Encoding scenarios for retrieval of XML data with explicit XMLSERIALIZE

Examples demonstrate how the target encoding and application code page affect data conversion, truncation, and internal encoding during XML data retrieval with an explicit XMLSERIALIZE invocation.

Only scenario 1 and scenario 2 apply to Java™ and .NET applications, because the application code page for Java applications is always Unicode.

Scenario 1

Encoding source Value
Target data encoding UTF-8 Unicode
Target application data type Binary
Application code page Not applicable
Example output statements:
SELECT XMLSERIALIZE(XMLCOL AS BLOB(1M) INCLUDING XMLDECLARATION) FROM T1

Character conversion: None.

Data loss: None.

Truncation: None.

Internal encoding in the serialized data: The data is prefixed by the following XML declaration:
<?xml version="1.0" encoding="UTF-8" ?>

Scenario 2

Encoding source Value
Target data encoding UTF-16 Unicode
Target application data type Graphic
Application code page Any SBCS code page or CCSID 1208
Example output statements:
SELECT XMLSERIALIZE(XMLCOL AS CLOB(1M) EXCLUDING XMLDECLARATION) FROM T1

Character conversion: Data is converted from UTF-8 to UTF-16.

Data loss: None.

Truncation: Truncation can occur during conversion from UTF-8 to UTF-16, due to expansion.

Internal encoding in the serialized data: None, because EXCLUDING XMLDECLARATION is specified. If INCLUDING XMLDECLARATION is specified, the internal encoding indicates UTF-8 instead of UTF-16. This can result in XML data that cannot be parsed by application processes that rely on the encoding name.

Scenario 3

Encoding source Value
Target data encoding ISO-8859-1 data
Target application data type Character
Application code page 819
Example output statements:
SELECT XMLSERIALIZE(XMLCOL AS CLOB(1M) EXCLUDING XMLDECLARATION) FROM T1

Character conversion: Data is converted from UTF-8 to CCSID 819.
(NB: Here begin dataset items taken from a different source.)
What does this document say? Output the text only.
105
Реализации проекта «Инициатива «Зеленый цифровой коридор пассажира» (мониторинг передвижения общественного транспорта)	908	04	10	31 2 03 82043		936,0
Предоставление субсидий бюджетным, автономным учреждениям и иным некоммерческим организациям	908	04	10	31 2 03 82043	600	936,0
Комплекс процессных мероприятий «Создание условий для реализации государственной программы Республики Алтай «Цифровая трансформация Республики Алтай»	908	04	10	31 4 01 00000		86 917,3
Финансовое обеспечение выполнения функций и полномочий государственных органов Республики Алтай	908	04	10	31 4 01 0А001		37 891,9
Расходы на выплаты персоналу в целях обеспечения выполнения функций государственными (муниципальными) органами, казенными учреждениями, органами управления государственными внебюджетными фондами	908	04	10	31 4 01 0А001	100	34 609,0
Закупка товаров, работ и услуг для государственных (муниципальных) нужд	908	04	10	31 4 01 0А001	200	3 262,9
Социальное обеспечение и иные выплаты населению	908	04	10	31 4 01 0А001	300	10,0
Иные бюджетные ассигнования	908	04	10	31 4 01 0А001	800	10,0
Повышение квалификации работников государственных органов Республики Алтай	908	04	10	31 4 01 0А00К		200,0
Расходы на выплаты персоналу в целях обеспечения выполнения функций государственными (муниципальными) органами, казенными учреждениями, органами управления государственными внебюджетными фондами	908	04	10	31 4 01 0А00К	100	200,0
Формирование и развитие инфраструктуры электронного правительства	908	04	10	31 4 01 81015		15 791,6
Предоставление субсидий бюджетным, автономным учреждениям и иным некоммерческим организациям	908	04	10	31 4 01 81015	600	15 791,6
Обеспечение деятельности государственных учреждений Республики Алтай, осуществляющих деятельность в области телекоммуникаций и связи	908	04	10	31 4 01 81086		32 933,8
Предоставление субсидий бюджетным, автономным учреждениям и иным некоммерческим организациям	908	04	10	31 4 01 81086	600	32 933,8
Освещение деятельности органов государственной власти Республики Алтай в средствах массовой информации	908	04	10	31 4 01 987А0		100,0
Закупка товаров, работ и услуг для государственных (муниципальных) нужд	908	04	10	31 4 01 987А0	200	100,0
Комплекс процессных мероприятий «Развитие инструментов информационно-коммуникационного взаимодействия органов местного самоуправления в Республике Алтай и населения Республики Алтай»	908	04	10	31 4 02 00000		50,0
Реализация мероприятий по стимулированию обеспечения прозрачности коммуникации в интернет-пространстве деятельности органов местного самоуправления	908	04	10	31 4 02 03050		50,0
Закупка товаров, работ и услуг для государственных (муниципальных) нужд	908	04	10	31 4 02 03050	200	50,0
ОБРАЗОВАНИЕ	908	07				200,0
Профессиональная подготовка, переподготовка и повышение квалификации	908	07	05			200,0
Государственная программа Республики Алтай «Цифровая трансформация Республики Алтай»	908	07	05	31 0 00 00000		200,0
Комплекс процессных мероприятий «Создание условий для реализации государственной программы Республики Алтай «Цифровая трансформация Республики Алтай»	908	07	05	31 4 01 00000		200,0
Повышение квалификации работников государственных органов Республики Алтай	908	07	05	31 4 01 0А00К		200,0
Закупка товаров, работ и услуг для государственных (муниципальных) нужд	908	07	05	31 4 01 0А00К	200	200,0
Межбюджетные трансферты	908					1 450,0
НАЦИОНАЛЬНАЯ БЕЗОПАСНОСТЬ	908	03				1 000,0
Data loss: Possible data loss. Some UTF-8 characters cannot be represented in CCSID 819. If a character cannot be represented in CCSID 819, the Db2® database manager inserts a substitution character in the output and issues a warning.

Truncation: None.

Internal encoding in the serialized data: None, because EXCLUDING XMLDECLARATION is specified. If INCLUDING XMLDECLARATION is specified, the database manager adds internal encoding for UTF-8 instead of ISO-8859-1. This can result in XML data that cannot be parsed by application processes that rely on the encoding name.

Scenario 4

Encoding source Value
Target data encoding Windows-31J data (superset of Shift_JIS)
Target application data type Graphic
Application code page 943
Example output statements:
SELECT XMLSERIALIZE(XMLCOL AS CLOB(1M) EXCLUDING XMLDECLARATION) FROM T1

Character conversion: Data is converted from UTF-8 to CCSID 943.

Data loss: Possible data loss. Some UTF-8 characters cannot be represented in CCSID 943. If a character cannot be represented in CCSID 943, the database manager inserts a substitution character in the output and issues a warning.

Truncation: Truncation can occur during conversion from UTF-8 to CCSID 943 due to expansion.

Internal encoding in the serialized data: None, because EXCLUDING XMLDECLARATION is specified. If INCLUDING XMLDECLARATION is specified, the internal encoding indicates UTF-8 instead of Windows-31J. This can result in XML data that cannot be parsed by application processes that rely on the encoding name.